Nur dadurch, daß ich erhebliche Zahlungen (175.480 Mk.) für ihn leistete
und persönlich für ihn mich in Höhe von etwa 50.000 Mark verbürgte,
konnte er vor dem gänzlichen wirtschaftlichen Zusammenbruch gerettet
werden. Sein späterer Erwerb ist durch seine Schuldenlasten erheblich
gefährdet. Ich bestimme daher, daß sein Erbteil für die Dauer seines
Lebens durch die im Testament in § 8 ernannten Testamentsvollstrecker
verwaltet wird. Die Testamentsvollstrecker sind ermächtigt, aber nicht
verpflichtet, den Reinertrag seines Erbteiles abzüglich der
Verwaltungskosten an ihn auszuhändigen. Hiermit beabsichtigte ich nicht
nur die Substanz seinen Nacherben zu sichern, sondern auch die Nutzungen
jedem Zugriff seiner Gläubiger zu entziehen. Stirbt er mit Hinterlassung
von ehelichen Abkömmlingen, so fällt sein Erbteil an diese als dessen
Nacherben zu gleichen Teilen . . . Stirbt er während der angeordneten
Testamentsvollstreckung ohne Hinterlassung von Abkömmlingen, so tritt
überall an deren Stelle mein Sohn A., im Falle seines Ablebens aber die
Nachkömmlinge des Letzteren. . . . Bis zu der nach vorstehenden
Bestimmungen zulässigen Aufteilung und Ausschüttung des Nacherbteiles
meines Sohnes B. bleibt die Verwaltung in den Händen der eingesetzten
Testamentsvollstrecker.
§ 5
Weist mein Sohn B. den Testamentsvollstreckern glaubhaft nach, daß er
sich in geordneter und vor Gläubigern gesicherter wirtschaftlicher Lage
befindet, so sind die Testamentsvollstrecker berechtigt, die sämtlichen
Bestimmungen des § 4 als nicht vorhanden zu behandeln, ihn vielmehr
seinem Bruder A. gleich zu stellen. Die angeordneten Beschränkungen,
zumal die Einsetzung der Nacherbfolge für ihn und des Nachvermächtnisses
für seine Ehefrau, fallen weg."
Das AmtsG
erteilte der Ehefrau des Erblassers unter dem 4. 6. 1921 einen Erbschein,
der sie als Vorerbin, ihre Söhne als Nacherben, deren Abkömmlinge als
Ersatznacherben und als weitere Nacherben nach B. dessen Abkömmlinge, als
weitere Ersatznacherben A. bzw. dessen Abkömmlinge auswies sowie einen
Vermerk hinsichtlich der angeordneten Testamentsvollstreckung enthielt. Mit
notariell beglaubigter Erklärung v. 5. 11. 1929 benannte der neben A.

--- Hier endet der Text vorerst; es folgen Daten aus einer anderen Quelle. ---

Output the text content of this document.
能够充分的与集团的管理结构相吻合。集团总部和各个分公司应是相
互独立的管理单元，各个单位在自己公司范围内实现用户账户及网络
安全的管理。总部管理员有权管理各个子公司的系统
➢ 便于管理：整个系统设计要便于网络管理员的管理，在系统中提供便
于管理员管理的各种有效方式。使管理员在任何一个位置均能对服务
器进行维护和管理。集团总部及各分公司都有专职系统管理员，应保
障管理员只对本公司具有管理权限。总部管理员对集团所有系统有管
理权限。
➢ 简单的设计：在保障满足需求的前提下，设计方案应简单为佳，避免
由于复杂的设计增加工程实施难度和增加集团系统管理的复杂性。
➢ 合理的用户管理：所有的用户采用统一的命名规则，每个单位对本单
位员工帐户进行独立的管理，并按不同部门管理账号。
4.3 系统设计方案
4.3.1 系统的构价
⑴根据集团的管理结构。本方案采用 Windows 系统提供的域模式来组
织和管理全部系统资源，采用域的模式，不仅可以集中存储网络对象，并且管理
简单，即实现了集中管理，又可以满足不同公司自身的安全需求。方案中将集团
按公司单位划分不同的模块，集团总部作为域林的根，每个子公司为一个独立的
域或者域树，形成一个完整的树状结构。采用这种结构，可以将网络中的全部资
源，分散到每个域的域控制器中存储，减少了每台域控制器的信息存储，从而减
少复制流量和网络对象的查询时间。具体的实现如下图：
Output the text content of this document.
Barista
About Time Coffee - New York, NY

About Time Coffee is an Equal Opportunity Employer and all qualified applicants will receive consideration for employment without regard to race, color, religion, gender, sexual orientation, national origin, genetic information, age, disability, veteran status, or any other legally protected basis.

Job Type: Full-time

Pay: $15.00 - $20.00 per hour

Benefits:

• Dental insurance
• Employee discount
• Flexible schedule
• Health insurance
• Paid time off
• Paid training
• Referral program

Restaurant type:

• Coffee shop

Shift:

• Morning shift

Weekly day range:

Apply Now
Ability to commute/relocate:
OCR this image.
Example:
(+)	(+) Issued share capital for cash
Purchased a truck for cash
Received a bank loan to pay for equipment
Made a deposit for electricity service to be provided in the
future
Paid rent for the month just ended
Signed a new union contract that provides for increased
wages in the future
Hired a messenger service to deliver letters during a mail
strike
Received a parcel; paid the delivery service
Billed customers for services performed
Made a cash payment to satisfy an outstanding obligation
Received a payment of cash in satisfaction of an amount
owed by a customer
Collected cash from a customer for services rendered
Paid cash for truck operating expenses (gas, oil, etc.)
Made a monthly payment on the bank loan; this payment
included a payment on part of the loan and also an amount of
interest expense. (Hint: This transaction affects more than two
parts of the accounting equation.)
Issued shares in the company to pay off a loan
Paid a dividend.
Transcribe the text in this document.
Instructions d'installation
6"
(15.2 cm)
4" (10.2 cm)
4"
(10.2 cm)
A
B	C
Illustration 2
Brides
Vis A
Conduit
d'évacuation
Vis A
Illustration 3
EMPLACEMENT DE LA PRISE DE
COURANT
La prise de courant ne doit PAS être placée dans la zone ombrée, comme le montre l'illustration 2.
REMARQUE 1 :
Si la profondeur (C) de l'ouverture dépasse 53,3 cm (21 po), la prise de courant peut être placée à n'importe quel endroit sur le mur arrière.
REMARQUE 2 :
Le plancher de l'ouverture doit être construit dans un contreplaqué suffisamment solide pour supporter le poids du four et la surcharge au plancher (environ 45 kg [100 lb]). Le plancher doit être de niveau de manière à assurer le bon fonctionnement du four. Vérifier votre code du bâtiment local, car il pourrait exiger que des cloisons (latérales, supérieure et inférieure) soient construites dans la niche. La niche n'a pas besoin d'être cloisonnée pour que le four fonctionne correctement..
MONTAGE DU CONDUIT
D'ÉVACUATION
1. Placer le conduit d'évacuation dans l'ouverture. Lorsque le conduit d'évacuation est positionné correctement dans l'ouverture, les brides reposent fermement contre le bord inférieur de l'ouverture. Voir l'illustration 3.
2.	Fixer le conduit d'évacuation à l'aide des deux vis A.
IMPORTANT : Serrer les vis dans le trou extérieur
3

amtierende weitere Testamentsvollstrecker als seinen Nachfolger den Sohn B.
des Erblassers, während A. gleichzeitig seine Ehefrau als seine Nachfolgerin
benannte. Über die Gründe der Ernennung des B. enthalten die Nachlaßakten
keine Angaben; insbesondere fehlt es an Hinweisen, daß ihr eine
Stabilisierung seiner wirtschaftlichen Verhältnisse i. S. der Bestimmung des
§ 5 des Testamentes vorausgegangen wäre, was die Bet. zu 1 verneint. Eine
Erklärung der Testamentsvollstrecker nach Maßgabe dieser Testamentsklausel
gegenüber dem NachlG ist nach dem Inhalt der Nachlaßakten nicht erfolgt. Die
später einsetzende nationalsozialistische Verfolgung führte dazu, daß A. und
seine Söhne mit ihren Familien in die USA emigrierten. Im Jahre 1938 legte
A. daher sein Amt als Testamentsvollstrecker wegen erfolgter Verlegung
seines Wohnsitzes in die USA nieder. Seine Ehefrau lehnte die Annahme des
Amtes aus dem gleichen Grunde ab. A. ernannte sodann einen weiteren
Testamentsvollstrecker in Berlin, der das Amt auch annahm. Nachdem im
gleichen Jahre auch der neben A. amtierende Testamentsvollstrecker das Amt
niedergelegt hatte, erklärte B. noch mit Schreiben aus Nizza die Annahme des
Amtes. Er verlegte später seinen Wohnsitz nach Argentinien.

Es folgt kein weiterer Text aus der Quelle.